Voici quelques pièces brèves, fugitives comme il est dit parfois, d’Antoinette Thérèse Deshoulières dite Mademoiselle Deshoulières (1659 – 1718), auteur d’une courte œuvre poétique et éditrice de celle plus ample de sa mère : Antoinette Deshoulières, née Du Ligier de la Garde (1637 – 1694).

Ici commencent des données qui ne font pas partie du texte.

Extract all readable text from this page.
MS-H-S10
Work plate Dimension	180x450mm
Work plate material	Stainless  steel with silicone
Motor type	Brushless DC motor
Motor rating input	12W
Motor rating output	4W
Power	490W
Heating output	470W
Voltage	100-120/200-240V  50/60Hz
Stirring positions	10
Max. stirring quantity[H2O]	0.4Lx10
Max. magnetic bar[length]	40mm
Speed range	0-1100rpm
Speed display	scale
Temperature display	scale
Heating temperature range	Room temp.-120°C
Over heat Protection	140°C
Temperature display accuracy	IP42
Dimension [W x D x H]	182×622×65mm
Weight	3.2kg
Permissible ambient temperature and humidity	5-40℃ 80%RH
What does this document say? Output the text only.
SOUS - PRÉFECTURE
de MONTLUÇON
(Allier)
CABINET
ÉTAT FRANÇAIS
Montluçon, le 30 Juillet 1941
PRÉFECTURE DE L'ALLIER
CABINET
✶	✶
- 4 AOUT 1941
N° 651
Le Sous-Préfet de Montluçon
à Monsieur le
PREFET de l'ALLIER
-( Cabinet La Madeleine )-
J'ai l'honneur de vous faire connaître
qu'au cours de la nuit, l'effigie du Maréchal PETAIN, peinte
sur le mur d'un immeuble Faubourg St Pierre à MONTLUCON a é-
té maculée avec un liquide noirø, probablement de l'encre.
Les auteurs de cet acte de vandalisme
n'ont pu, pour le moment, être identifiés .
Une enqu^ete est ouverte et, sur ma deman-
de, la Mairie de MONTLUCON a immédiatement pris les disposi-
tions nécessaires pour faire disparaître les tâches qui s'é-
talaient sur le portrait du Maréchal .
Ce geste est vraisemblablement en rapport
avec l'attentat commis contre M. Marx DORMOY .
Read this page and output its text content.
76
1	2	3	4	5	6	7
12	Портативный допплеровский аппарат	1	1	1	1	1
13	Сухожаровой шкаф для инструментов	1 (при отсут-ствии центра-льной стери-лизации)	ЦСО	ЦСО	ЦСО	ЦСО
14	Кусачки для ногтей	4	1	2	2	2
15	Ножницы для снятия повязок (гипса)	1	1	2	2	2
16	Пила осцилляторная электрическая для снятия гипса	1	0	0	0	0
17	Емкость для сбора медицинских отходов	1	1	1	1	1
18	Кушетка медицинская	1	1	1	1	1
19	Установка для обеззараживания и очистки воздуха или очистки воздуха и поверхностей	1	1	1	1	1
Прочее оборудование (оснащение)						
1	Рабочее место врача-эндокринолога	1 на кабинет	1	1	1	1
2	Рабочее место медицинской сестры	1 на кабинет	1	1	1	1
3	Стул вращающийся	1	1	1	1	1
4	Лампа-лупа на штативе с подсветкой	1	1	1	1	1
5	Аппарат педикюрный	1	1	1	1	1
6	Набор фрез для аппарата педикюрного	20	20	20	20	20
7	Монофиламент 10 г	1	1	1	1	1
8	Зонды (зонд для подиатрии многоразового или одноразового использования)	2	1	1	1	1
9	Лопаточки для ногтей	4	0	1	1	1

La vie de la fille fut marquée par la mort à la guerre en 1692 d’un certain Monsieur Caze qui était — comme elle l’écrivit — son Berger ou son Tircis (malgré ce qu’elle semble en dire ici ou là), et qui lui aussi mania quelquefois la plume pour correspondre avec elle.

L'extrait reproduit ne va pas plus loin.